Razer’s class warfare: when there are not tears left
I don’t get sad about sad public events anymore; I made a conscious judgement not to cry about these things nearly a year ago. It was shortly after I looked in the face of a distraught Adam Goodes on TV that I made the decision.
The man who would become Australian of the Year did a good job of rationally explaining the pain he had felt when a teenage girl used his ethnicity as insult, but this was as nothing when set against the eloquent pain on his face.
I wanted to write about the focus on this face and how I perceived it was used to redeem us by producing a mass glorious moment of sorrow. I did.
I had felt profoundly frustrated both by the fact of my own hungry compassion and by a media that fed it Goodes’ despairing face. It seemed easy to believe such sympathetic cinema could amend racism. It seemed this face was itself an event that contained all the hurt of racism and could be redeemed by media coverage.

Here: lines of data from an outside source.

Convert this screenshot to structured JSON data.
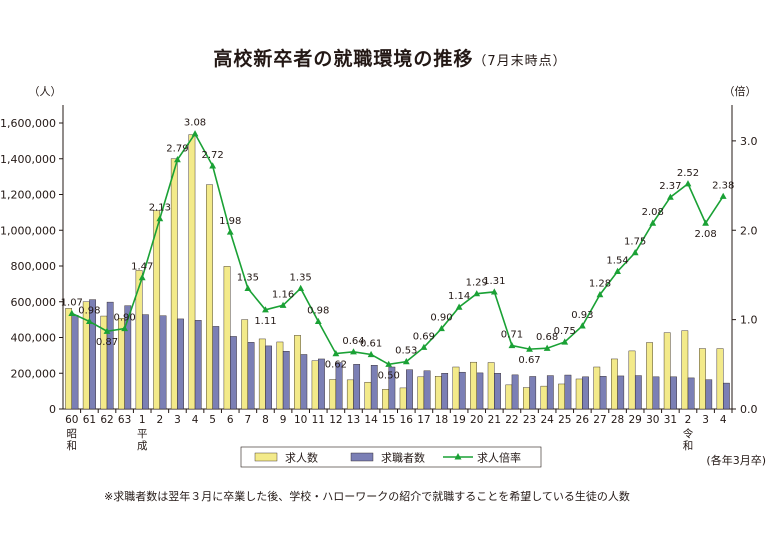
{
  "chart_data": {
    "type": "bar",
    "title": "高校新卒者の就職環境の推移",
    "subtitle": "（7月末時点）",
    "ylabel_left": "（人）",
    "ylabel_right": "（倍）",
    "xlabel": "(各年3月卒)",
    "ylim_left": [
      0,
      1600000
    ],
    "ylim_right": [
      0,
      3.2
    ],
    "yticks_left": [
      "0",
      "200,000",
      "400,000",
      "600,000",
      "800,000",
      "1,000,000",
      "1,200,000",
      "1,400,000",
      "1,600,000"
    ],
    "yticks_right": [
      "0.0",
      "1.0",
      "2.0",
      "3.0"
    ],
    "categories": [
      "60",
      "61",
      "62",
      "63",
      "1",
      "2",
      "3",
      "4",
      "5",
      "6",
      "7",
      "8",
      "9",
      "10",
      "11",
      "12",
      "13",
      "14",
      "15",
      "16",
      "17",
      "18",
      "19",
      "20",
      "21",
      "22",
      "23",
      "24",
      "25",
      "26",
      "27",
      "28",
      "29",
      "30",
      "31",
      "2",
      "3",
      "4"
    ],
    "era_labels": [
      {
        "index": 0,
        "text": "昭和"
      },
      {
        "index": 4,
        "text": "平成"
      },
      {
        "index": 35,
        "text": "令和"
      }
    ],
    "series": [
      {
        "name": "求人数",
        "kind": "bar",
        "color": "#f3ea8a",
        "values": [
          563000,
          600000,
          520000,
          508000,
          775000,
          1110000,
          1400000,
          1535000,
          1255000,
          798000,
          500000,
          392000,
          375000,
          412000,
          270000,
          165000,
          163000,
          150000,
          110000,
          118000,
          180000,
          183000,
          235000,
          262000,
          260000,
          135000,
          120000,
          128000,
          140000,
          168000,
          235000,
          280000,
          325000,
          372000,
          427000,
          438000,
          338000,
          338000
        ]
      },
      {
        "name": "求職者数",
        "kind": "bar",
        "color": "#7b7fb5",
        "values": [
          525000,
          612000,
          598000,
          578000,
          528000,
          522000,
          504000,
          496000,
          462000,
          406000,
          373000,
          353000,
          323000,
          305000,
          280000,
          260000,
          250000,
          245000,
          235000,
          220000,
          214000,
          200000,
          206000,
          202000,
          200000,
          191000,
          182000,
          187000,
          190000,
          180000,
          183000,
          185000,
          187000,
          180000,
          180000,
          174000,
          164000,
          145000
        ]
      },
      {
        "name": "求人倍率",
        "kind": "line",
        "color": "#1aa135",
        "values": [
          1.07,
          0.98,
          0.87,
          0.9,
          1.47,
          2.13,
          2.79,
          3.08,
          2.72,
          1.98,
          1.35,
          1.11,
          1.16,
          1.35,
          0.98,
          0.62,
          0.64,
          0.61,
          0.5,
          0.53,
          0.69,
          0.9,
          1.14,
          1.29,
          1.31,
          0.71,
          0.67,
          0.68,
          0.75,
          0.93,
          1.28,
          1.54,
          1.75,
          2.08,
          2.37,
          2.52,
          2.08,
          2.38
        ],
        "labels": [
          "1.07",
          "0.98",
          "0.87",
          "0.90",
          "1.47",
          "2.13",
          "2.79",
          "3.08",
          "2.72",
          "1.98",
          "1.35",
          "1.11",
          "1.16",
          "1.35",
          "0.98",
          "0.62",
          "0.64",
          "0.61",
          "0.50",
          "0.53",
          "0.69",
          "0.90",
          "1.14",
          "1.29",
          "1.31",
          "0.71",
          "0.67",
          "0.68",
          "0.75",
          "0.93",
          "1.28",
          "1.54",
          "1.75",
          "2.08",
          "2.37",
          "2.52",
          "2.08",
          "2.38"
        ]
      }
    ],
    "legend": {
      "position": "bottom",
      "items": [
        "求人数",
        "求職者数",
        "求人倍率"
      ]
    }
  },
  "footnote": "※求職者数は翌年３月に卒業した後、学校・ハローワークの紹介で就職することを希望している生徒の人数"
}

And here we are again in a moment of false redemption, this time from the horror of child abuse. Public discussion these past days about allegations of child abuse by a high-profile film director — whose name I will not mention here for fear of adding SEO fuel to a now meaningless brushfire — have saddened me to the point where I’m again crying.
I’m crying about the disappearance of the tragedy that started a conversation that, for the sake of brevity, we’ll say comes from two equally appalling sides. One holds that the film director is not only guilty of the allegations but so are his films, and everyone in them an accessory. The other holds that the director, his films and everyone in them are innocent. It’s a debate of year 10 standard whose stupidity and claims of universalism are enough to make you cry.
I’m crying about that. But I am not crying about the child abuse itself, and I understand this is a terrible admission. But I would suggest that crying directly for the terrible pain of others is something many of us can no longer truly and consciously do.
I did cry about child abuse the first time I learned of it. It was the miniseries Sybil, starring Sally Field. These nights of True Story despair were viewed at my friend Kimberley’s house, as my parents were good censors and would not have permitted me to watch an account — since disputed — of a little girl who had her bladder pumped full of water, her vagina penetrated with kitchen tools and her nose filled with cotton to the point of near asphyxiation. I cried and cried.
Then with the novel Flowers in the Attic, a story of incest and confinement that all the girls at school adored. I cried a little less. Child abuse in mass communications had not only become possible but frequent. The topic leapt from dramatised narratives to the “real” of Phil Donahue, whose rape-filled talk-show I would watch when home with the flu.
Then celebrities themselves began describing their abuse. Oprah talked about it and then comedian Roseanne Barr talked about it and then Oprah invited Roseanne on to her show to talk about it and then, in cases like that of tortured and murdered six-year-old JonBenet, tabloid justice was served up with a generous side of images of a once-perfect dead girl.
Leaked autopsy images of the child served as a postscript to the thousands of beauty pageant pictures her parents had taken and offered to the world. We were left feeling we had seen it all. The entire rise, decline and fall of innocence.
“I will not boycott film. I will, however, boycott our new habit of the close-up that reveals nothing.”
But we haven’t. We may have seen decades of images and accounts of child abuse, and we may feel that we are conscious of its horror. But if I am very honest with myself, I now feel nothing. Nothing, that is, but a resentment that my unconscious mind is so full of this horror-and-redemption-as-entertainment that my conscious mind is no longer able to respond directly to the pain of others.